LIFEalerts – Euthanasia

Euthanasia

UK – Human Rights Experts alarmed at growing trend seeking euthanasia for the disabled

United Nations Human Rights experts expressed alarm at a growing trend to legalise euthanasia based largely on having a disability or disabling conditions, including in old age. They said that Disability should never be a ground or justification to end someone’s life directly or indirectly. This, the experts said, that normalizing euthanasia for the people who are not terminally ill or suffering at the end of their lives would give rise to discriminative assumptions about the inherent “quality of life” or “worth” of the life of a person with a disability. Such assumptions are grounded in ableism and associated stereotypes. Disability is not a burden or a deficit of the person. It is a universal aspect of the human condition. Article, UN Statement.

Belgium – New study finds euthanasia ethically broken in Belgium

A new study in The Journal of Medicine and Philosophy has argued that Belgian euthanasia is ethically broken, both administratively and legally. The study draws on thoroughly researched academic research over the past 20 years and the reports of the control commission itself. The authors three main assertions are; the scope of the Euthanasia Law

That has stretched from being used for serious and incurable illnesses to cover tiredness of life. Tiredness of life is not supported by Belgian law but doctors circumvent the law by diagnosing “polypathology”– a jumble of ailments which nearly every elderly person has. This represented 19.4% of all reported euthanasia cases in 2019 and a “staggering” 47% of all reported nonterminal cases.

“Second, the obligatory consultation of one or two independent physicians may fail to provide a real safeguard. Their tasks are quite limited, and, more importantly, their advice is not binding anyway. The final authority to perform euthanasia lies with the attending physician who can perform it even against the (negative) advice of the consulted physicians.” For example: If euthanasia is requested for a psychiatric condition, a psychiatrist should be consulted. However, if the patient has another condition, it can be redefined as “polypathology” and a GP can approve it, eliminating the need for a psychiatric consultation.
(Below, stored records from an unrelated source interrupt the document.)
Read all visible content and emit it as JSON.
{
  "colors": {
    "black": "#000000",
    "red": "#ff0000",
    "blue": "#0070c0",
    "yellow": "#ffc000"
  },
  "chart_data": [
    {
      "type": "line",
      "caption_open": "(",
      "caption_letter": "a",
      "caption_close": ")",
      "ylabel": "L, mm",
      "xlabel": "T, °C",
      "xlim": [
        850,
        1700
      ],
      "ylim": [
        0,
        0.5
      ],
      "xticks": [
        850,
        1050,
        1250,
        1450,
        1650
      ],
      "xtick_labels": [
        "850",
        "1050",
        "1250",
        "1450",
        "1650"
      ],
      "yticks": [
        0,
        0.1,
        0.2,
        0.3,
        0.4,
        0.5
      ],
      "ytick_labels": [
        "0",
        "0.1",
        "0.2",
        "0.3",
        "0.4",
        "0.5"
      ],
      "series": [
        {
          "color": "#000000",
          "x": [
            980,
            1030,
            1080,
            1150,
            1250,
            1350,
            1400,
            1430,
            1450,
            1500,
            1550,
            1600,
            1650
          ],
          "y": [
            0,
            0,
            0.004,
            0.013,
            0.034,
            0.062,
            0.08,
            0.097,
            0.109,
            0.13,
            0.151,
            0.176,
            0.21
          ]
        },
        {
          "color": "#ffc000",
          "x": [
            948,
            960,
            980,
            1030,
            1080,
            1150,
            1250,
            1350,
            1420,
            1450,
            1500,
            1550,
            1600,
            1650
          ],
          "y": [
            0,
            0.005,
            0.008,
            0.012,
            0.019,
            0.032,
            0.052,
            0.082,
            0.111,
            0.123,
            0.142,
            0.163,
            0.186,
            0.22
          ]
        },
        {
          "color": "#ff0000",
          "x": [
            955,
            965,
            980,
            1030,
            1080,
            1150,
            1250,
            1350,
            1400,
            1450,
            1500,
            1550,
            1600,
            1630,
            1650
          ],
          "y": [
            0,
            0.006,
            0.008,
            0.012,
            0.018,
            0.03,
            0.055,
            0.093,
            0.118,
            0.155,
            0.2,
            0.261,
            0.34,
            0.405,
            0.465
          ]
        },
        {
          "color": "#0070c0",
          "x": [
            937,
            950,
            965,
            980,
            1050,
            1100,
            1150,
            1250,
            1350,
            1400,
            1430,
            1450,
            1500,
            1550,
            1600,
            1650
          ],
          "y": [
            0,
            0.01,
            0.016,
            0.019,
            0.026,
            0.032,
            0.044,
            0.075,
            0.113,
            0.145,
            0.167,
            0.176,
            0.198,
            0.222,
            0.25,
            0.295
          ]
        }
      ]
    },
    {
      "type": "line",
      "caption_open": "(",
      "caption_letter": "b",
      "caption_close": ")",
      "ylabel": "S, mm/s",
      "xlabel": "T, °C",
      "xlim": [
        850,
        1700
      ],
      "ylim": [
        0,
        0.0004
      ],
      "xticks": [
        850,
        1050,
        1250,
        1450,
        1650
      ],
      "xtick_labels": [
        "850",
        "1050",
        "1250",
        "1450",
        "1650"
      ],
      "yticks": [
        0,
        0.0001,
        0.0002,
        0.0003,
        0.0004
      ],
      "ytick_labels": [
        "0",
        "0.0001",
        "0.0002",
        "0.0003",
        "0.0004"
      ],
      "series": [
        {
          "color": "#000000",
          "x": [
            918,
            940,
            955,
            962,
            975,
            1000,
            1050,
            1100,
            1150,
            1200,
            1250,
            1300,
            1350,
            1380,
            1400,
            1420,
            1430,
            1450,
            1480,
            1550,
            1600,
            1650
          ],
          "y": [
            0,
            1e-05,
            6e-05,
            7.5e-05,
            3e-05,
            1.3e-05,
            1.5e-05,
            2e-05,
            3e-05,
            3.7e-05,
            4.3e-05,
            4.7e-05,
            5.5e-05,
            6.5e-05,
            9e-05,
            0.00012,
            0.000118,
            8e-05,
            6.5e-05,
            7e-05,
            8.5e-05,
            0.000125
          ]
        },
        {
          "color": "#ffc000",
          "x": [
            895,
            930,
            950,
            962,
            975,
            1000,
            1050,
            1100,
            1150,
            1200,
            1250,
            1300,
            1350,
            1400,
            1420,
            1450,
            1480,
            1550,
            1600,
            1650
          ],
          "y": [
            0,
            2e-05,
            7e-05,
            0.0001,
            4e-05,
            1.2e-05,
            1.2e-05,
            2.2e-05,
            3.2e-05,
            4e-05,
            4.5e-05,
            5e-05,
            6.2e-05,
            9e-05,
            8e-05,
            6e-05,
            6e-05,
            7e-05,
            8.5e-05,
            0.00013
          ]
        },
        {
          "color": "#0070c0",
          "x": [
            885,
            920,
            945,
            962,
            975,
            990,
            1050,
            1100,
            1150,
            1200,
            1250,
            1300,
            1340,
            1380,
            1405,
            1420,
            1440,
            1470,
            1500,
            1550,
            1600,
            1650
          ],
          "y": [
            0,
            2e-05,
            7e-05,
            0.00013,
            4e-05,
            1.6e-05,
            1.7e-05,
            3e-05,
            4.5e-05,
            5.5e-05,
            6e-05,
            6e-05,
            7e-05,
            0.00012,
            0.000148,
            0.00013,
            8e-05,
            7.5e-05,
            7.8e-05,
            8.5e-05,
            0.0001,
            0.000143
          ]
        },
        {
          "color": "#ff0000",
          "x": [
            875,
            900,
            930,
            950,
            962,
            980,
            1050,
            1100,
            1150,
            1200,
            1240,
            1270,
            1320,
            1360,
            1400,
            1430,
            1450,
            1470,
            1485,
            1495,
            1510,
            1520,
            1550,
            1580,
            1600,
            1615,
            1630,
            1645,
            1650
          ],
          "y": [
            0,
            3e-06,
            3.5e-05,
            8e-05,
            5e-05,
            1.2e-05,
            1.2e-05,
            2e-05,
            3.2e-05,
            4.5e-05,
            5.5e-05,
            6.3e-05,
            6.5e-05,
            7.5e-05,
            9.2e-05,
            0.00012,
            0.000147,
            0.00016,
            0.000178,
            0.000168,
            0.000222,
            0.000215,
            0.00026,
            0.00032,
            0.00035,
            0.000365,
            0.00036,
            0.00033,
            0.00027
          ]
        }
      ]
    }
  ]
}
Third, “The Commission is unable to check the fulfilment of various legal criteria, and it has substantial authority to (re) interpret the Euthanasia Law as it sees fit.” In fact, “the Commission does not seem to act as a filter between physicians who perform euthanasia and the Public Prosecutor, but instead as a shield that prevents potentially problematic cases from being referred.”

Conflict of interest is baked into the composition of the 16-member evaluation committee. Eight of them must be doctors and many of them, including the chairman, Wim Distelmans, perform euthanasia regularly. So they end up checking each other’s files for irregularities. They are supposed to recuse themselves if one of their own cases comes up – but they don’t. The Commission’s track record illustrates its ineffectiveness. In 18 years of legalisation, only one case was referred to the Public Prosecutor and it was so obviously in breach of the law that referral was needed to keep up appearances. Article, study.